At last I can say that I've been to a Proms concert at the Royal Albert Hall! It's another of those things I've been saying for years that I really want to do, and for whatever reason have never got round to it. Well, this year, in the spirit of enjoying more different experiences, I booked tickets to a Thursday evening concert for me and Mum, not knowing any of the pieces on the programme, and off we went.
The BBC Proms run every summer between July and September to showcase classical music in all its many and varied forms, from early sonatas, choral epics, rousing symphonies, early and modern jazz, West End and Broadway show tunes, to brand new commissions. Orchestras and groups from around the world are invited to perform at the Royal Albert Hall, and have now extended to a few smaller venues too, and the whole summer culminates in the Last Night of the Proms in September - this is British pageantry and patriotism at its best!
I haven't been to the Albert Hall for years, since a visit with school, so it was wonderful to re-experience the space again as if for the first time. Surprisingly, it feels much smaller and more intimate in real life than it looks on television - where a high and wide camera angle often expands the space - but the grandeur of the hall is not diminished at all, with the high galleries and ceiling, the huge organ, and a stage set for a full symphony orchestra.

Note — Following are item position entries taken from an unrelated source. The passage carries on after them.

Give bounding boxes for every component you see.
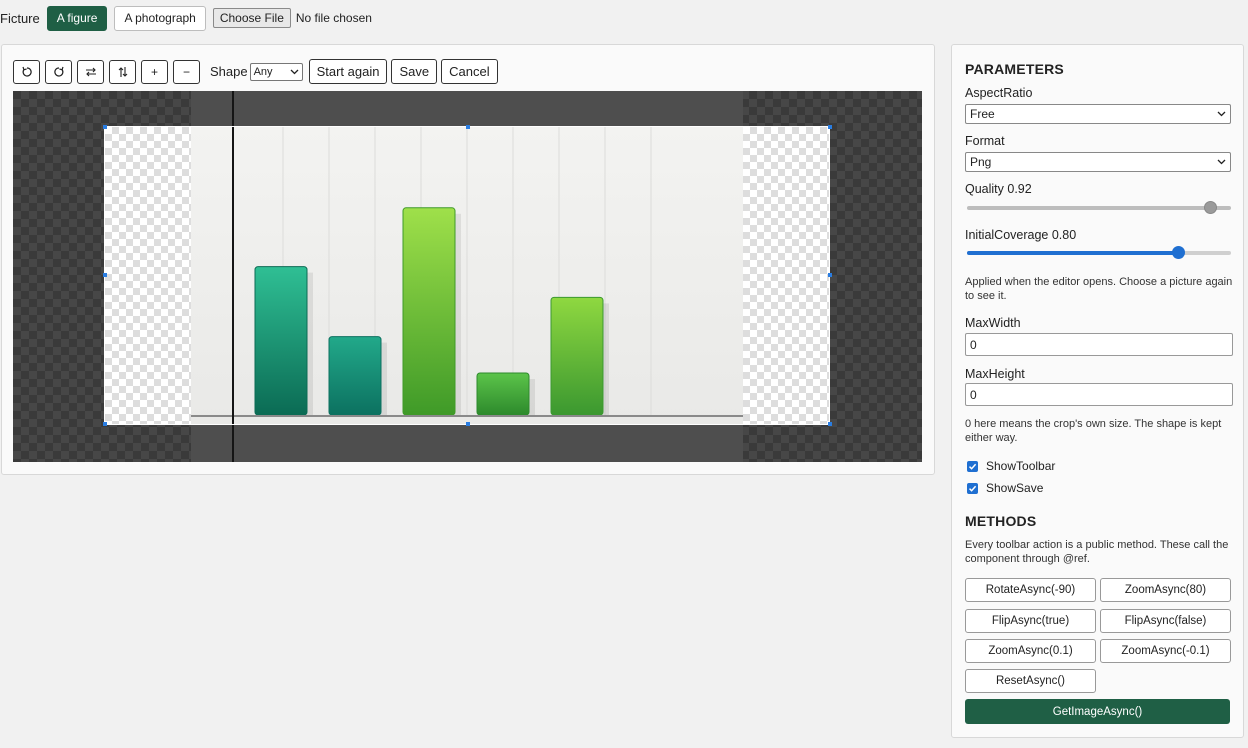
show-save-checkbox[interactable] <box>967 482 978 494</box>
shape-label: Shape <box>210 64 248 79</box>
crop-selection[interactable] <box>104 126 830 425</box>
rotate-right-button[interactable] <box>45 59 72 84</box>
quality-slider-track <box>967 206 1231 210</box>
format-label: Format <box>965 134 1005 148</box>
zoom-out-icon: − <box>182 64 190 79</box>
show-toolbar-checkbox[interactable] <box>967 460 978 472</box>
side-panel: PARAMETERS AspectRatio Free Format Png Q… <box>951 44 1244 738</box>
coverage-slider-thumb[interactable] <box>1172 246 1186 259</box>
zoom-in-async-button[interactable]: ZoomAsync(0.1) <box>965 639 1096 663</box>
cropper-toolbar: + − Shape Any Start again Save Cancel <box>13 59 502 84</box>
methods-help-text: Every toolbar action is a public method.… <box>965 539 1229 565</box>
figure-option-button[interactable]: A figure <box>46 5 108 31</box>
choose-file-button[interactable]: Choose File <box>212 8 291 28</box>
crop-handle-e[interactable] <box>828 273 832 277</box>
crop-handle-nw[interactable] <box>103 125 107 129</box>
flip-horizontal-button[interactable] <box>77 59 104 84</box>
flip-false-async-button[interactable]: FlipAsync(false) <box>1100 609 1231 633</box>
picture-row: Ficture A figure A photograph Choose Fil… <box>0 5 372 31</box>
chevron-down-icon <box>290 69 299 74</box>
aspect-ratio-label: AspectRatio <box>965 86 1033 100</box>
max-width-input[interactable]: 0 <box>965 333 1233 356</box>
photograph-option-button[interactable]: A photograph <box>114 5 206 31</box>
crop-handle-s[interactable] <box>466 422 470 426</box>
flip-true-async-button[interactable]: FlipAsync(true) <box>965 609 1096 633</box>
checkmark-icon <box>968 463 977 470</box>
crop-handle-n[interactable] <box>466 125 470 129</box>
coverage-label: InitialCoverage 0.80 <box>965 228 1077 242</box>
start-again-button[interactable]: Start again <box>308 59 388 84</box>
format-select[interactable]: Png <box>965 152 1231 172</box>
show-toolbar-row[interactable]: ShowToolbar <box>967 459 1055 473</box>
max-width-label: MaxWidth <box>965 316 1021 330</box>
get-image-async-button[interactable]: GetImageAsync() <box>965 699 1230 724</box>
cancel-button[interactable]: Cancel <box>441 59 498 84</box>
crop-handle-ne[interactable] <box>828 125 832 129</box>
show-save-label: ShowSave <box>986 481 1044 495</box>
zoom-in-button[interactable]: + <box>141 59 168 84</box>
chevron-down-icon <box>1217 111 1226 117</box>
size-help-text: 0 here means the crop's own size. The sh… <box>965 418 1222 444</box>
max-height-label: MaxHeight <box>965 367 1025 381</box>
max-height-input[interactable]: 0 <box>965 383 1233 406</box>
shape-select-value: Any <box>253 65 273 78</box>
crop-canvas[interactable] <box>13 91 922 462</box>
parameters-heading: PARAMETERS <box>965 61 1064 77</box>
reset-async-button[interactable]: ResetAsync() <box>965 669 1096 693</box>
rotate-left-icon <box>21 66 32 77</box>
show-toolbar-label: ShowToolbar <box>986 459 1056 473</box>
coverage-slider-fill <box>967 251 1179 255</box>
file-status: No file chosen <box>295 11 372 25</box>
flip-vertical-button[interactable] <box>109 59 136 84</box>
chevron-down-icon <box>1217 159 1226 165</box>
crop-handle-se[interactable] <box>828 422 832 426</box>
show-save-row[interactable]: ShowSave <box>967 481 1043 495</box>
aspect-ratio-value: Free <box>970 107 995 121</box>
zoom-in-icon: + <box>150 64 158 79</box>
picture-label: Ficture <box>0 10 40 26</box>
cropper-card: + − Shape Any Start again Save Cancel <box>1 44 935 475</box>
zoom-to-async-button[interactable]: ZoomAsync(80) <box>1100 578 1231 602</box>
quality-label: Quality 0.92 <box>965 182 1032 196</box>
save-button[interactable]: Save <box>391 59 438 84</box>
zoom-out-async-button[interactable]: ZoomAsync(-0.1) <box>1100 639 1231 663</box>
coverage-slider[interactable] <box>967 246 1231 260</box>
applied-help-text: Applied when the editor opens. Choose a … <box>965 276 1233 302</box>
flip-horizontal-icon <box>85 67 96 76</box>
crop-handle-sw[interactable] <box>103 422 107 426</box>
format-value: Png <box>970 155 992 169</box>
rotate-async-button[interactable]: RotateAsync(-90) <box>965 578 1096 602</box>
quality-slider[interactable] <box>967 201 1231 215</box>
flip-vertical-icon <box>118 66 127 77</box>
quality-slider-thumb[interactable] <box>1203 201 1217 214</box>
methods-heading: METHODS <box>965 513 1037 529</box>
shape-select[interactable]: Any <box>249 62 303 81</box>
checkmark-icon <box>968 485 977 492</box>
rotate-left-button[interactable] <box>13 59 40 84</box>
aspect-ratio-select[interactable]: Free <box>965 104 1231 124</box>
crop-handle-w[interactable] <box>103 273 107 277</box>
zoom-out-button[interactable]: − <box>173 59 200 84</box>
rotate-right-icon <box>53 66 64 77</box>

We had got seats in the tiered stalls, but actually looking around, there seemed to be very few spots where you wouldn't have had a good clear view, and in any case, the acoustic is incredible so there is absolutely no chance of you missing even the most quietly played note.
It has to be said that the ceiling is one of the most eye-catching features, the suspended 'mushrooms' casting a purpley-blue light but there for the serious purpose of bouncing the sound efficiently throughout the space.
The concert programme featured the BBC National Orchestra of Wales playing a dance suite by Bartok, a newly commissioned violin concerto by Malcolm Hayes and Dvorak's 7th symphony. The Dvorak was my favourite - I have to say I'm not a huge fan of modern orchestral music as I find it can be quite discordant, though I realise this is often the effect the composer aims for in experimenting and pushing musical boundaries, so although I can appreciate the technical virtuosity of the Hayes concerto, I wouldn't rush to listen to it again. With the Dvorak however, there really is nothing like the sensory bombardment of a symphony orchestra in full flow and at full volume. Every part perfectly showcased, each instrument identifiable, the changing tempo sweeping you along, and the overall effect making the hairs on the back of your neck stand on end.
I had a truly wonderful evening, and with twilight deepening as we left, the building looked magnificent lit up, standing proud, a temple of music.